最後に、いまやファッション界が避けられない課題、環境負荷や動物搾取、衣服ロスといった、サステナビリティにまつわる動向について。
「問題意識が浸透して、どこのブランドも何かしら取り組んでいる印象です。正直、“サステナブル”という言葉を使ったポーズだけなのかと疑わしいところも。そんな中、『ガニー』と日本のアパレル企業で初めて『CFCL』がB Corp認証を取得しました」(栗山)

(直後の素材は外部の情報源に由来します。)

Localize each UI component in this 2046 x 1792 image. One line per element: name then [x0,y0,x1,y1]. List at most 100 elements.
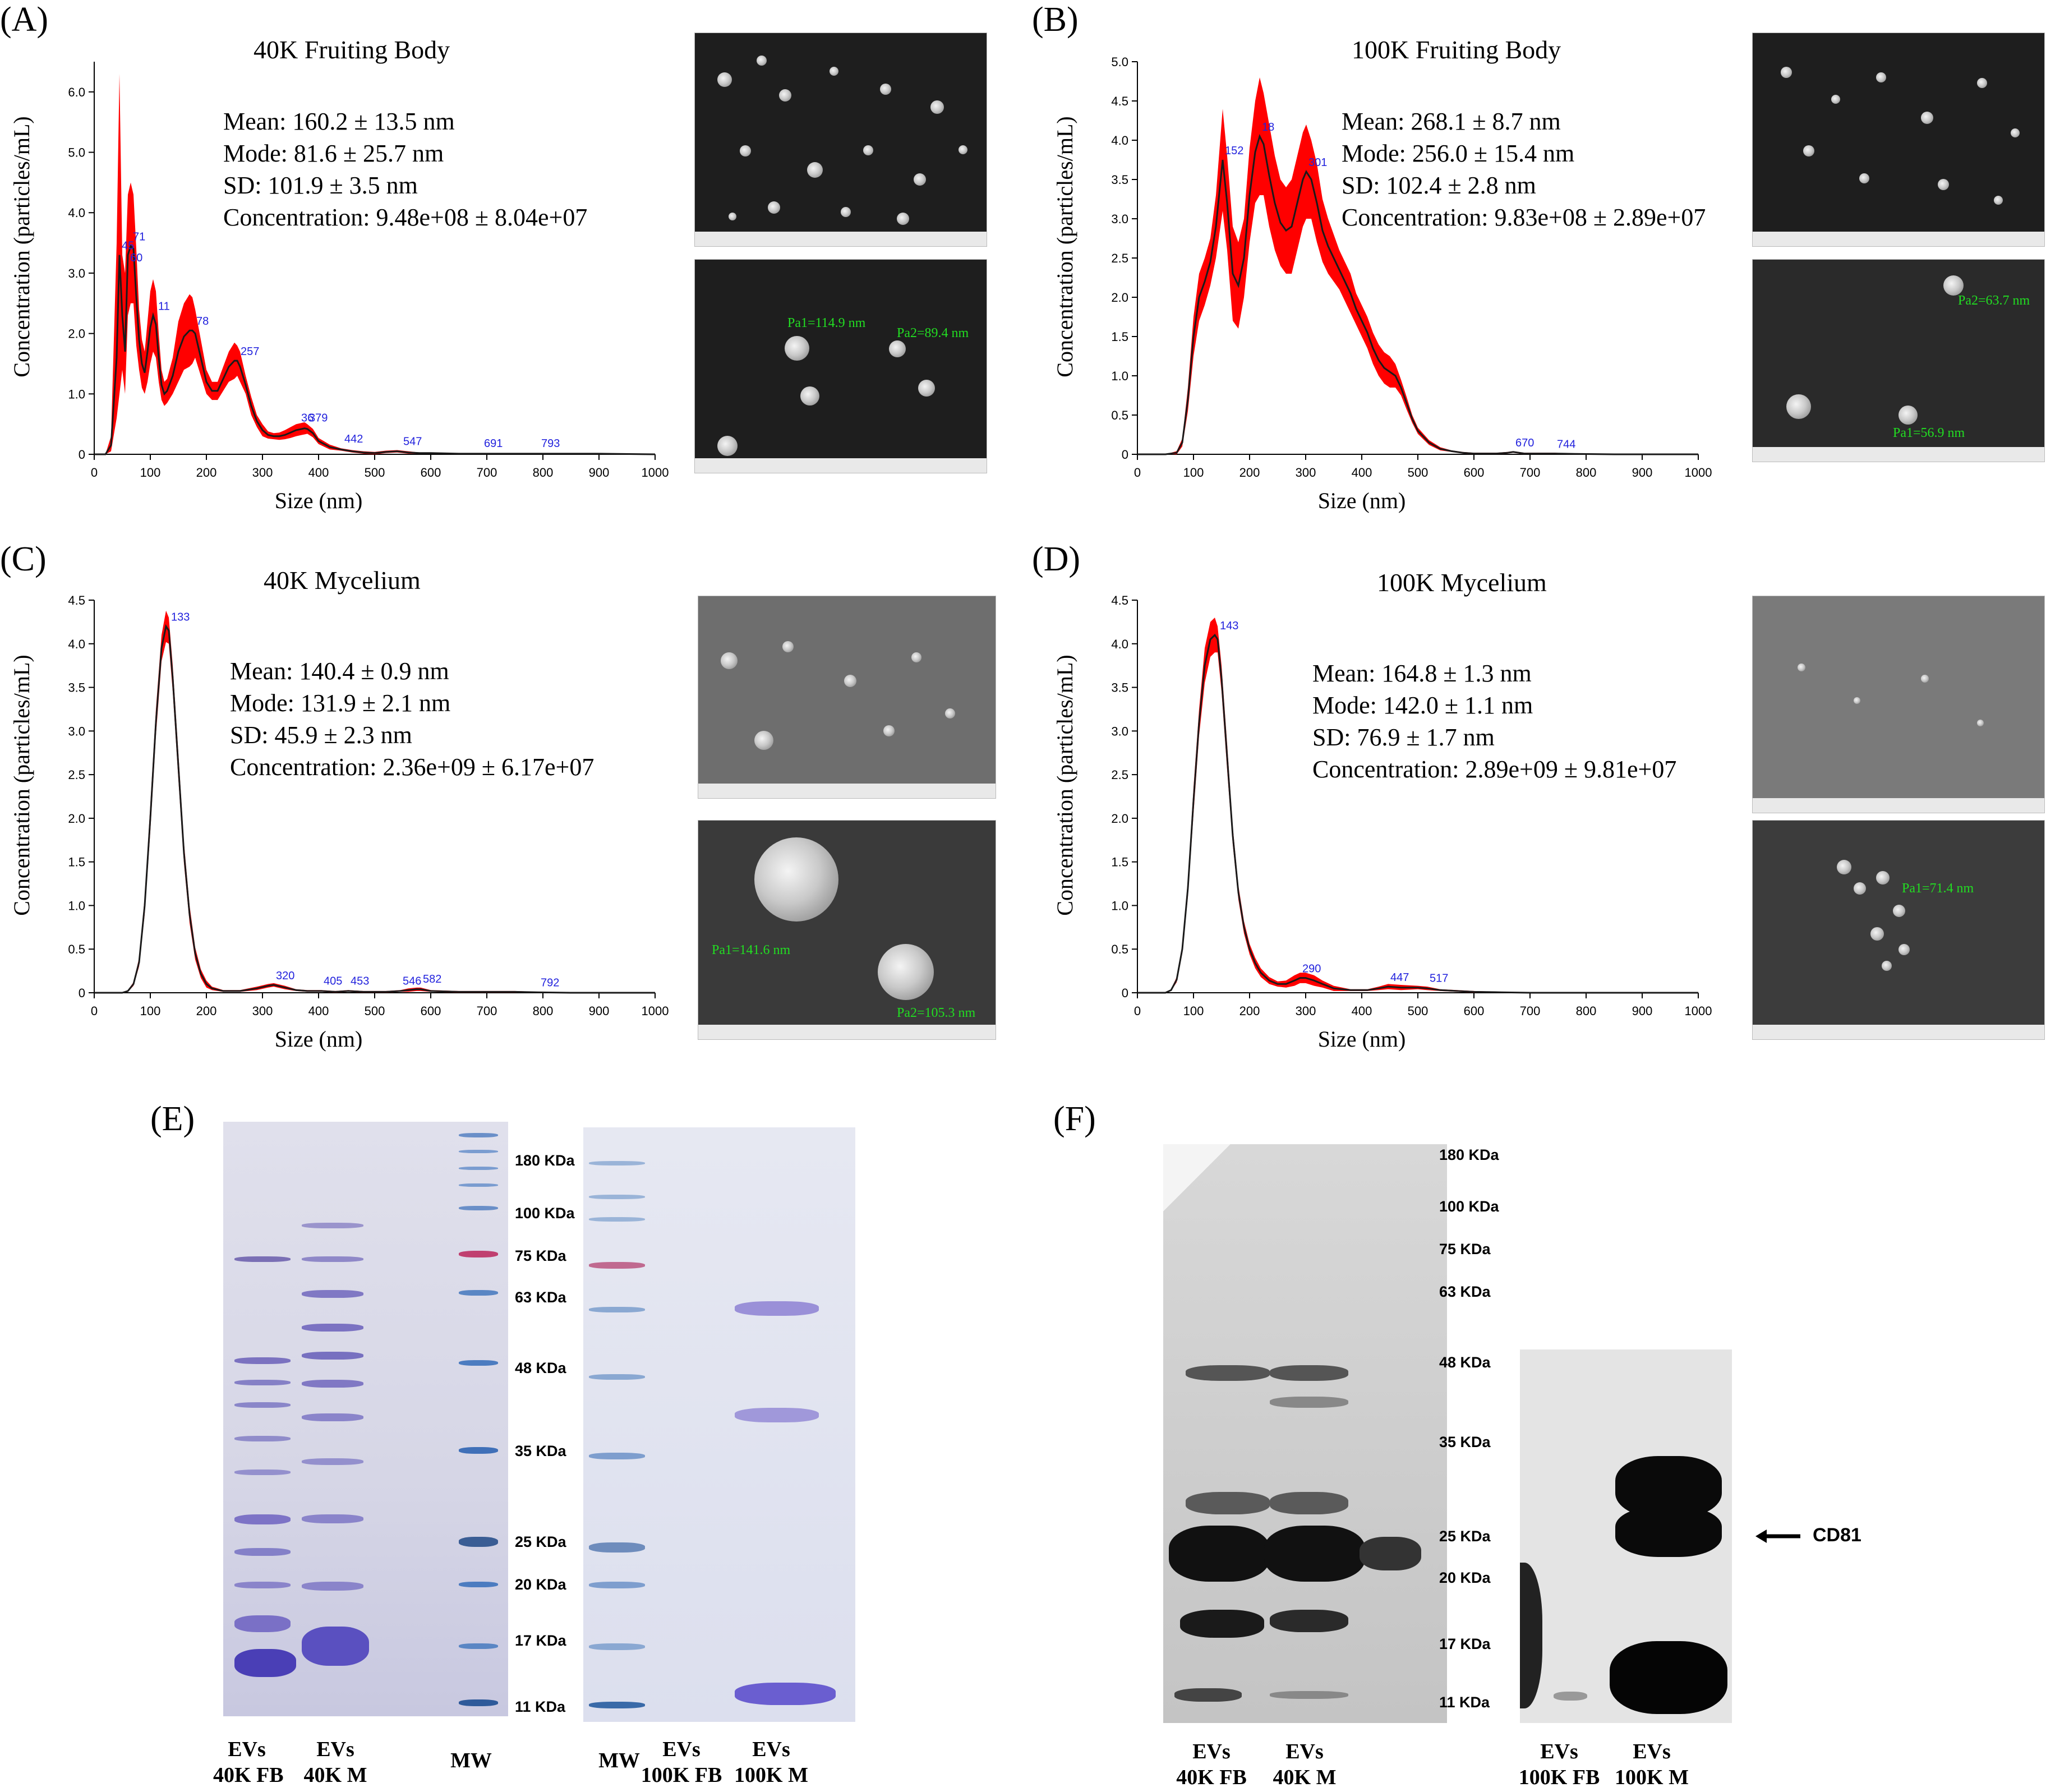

この認証は、SDGsに代表される17の目標に基づいた意義や目的のもと、バランスを取りながら利益を生み出すことができると評価された企業に対して送られる国際的な基準。ラグジュアリーブランドだと、昨年クロエが取得しており、サステナビリティについて企業が真摯に取り組んでいるかを判断する材料になる。
もうひとつグッドニュースが。自然界で分解される人工タンパク質のBrewed Protein™繊維を使い、デザインやサインエンス、アートを兼ねた服作りを行う「Goldwin 0」がデビューした(8)。英国のデザインスタジオOK-RMとラグジュアリーブランドでニットウェアの経験を積んだジュリア・ロドヴィッチが携わっている。技術の革新や新素材が、モード界の問題を解決する糸口として広まり、より製品化しやすく改良され、“ギルティフリー”でファッションを心の底から楽しめる日が来るのを願うばかりだ。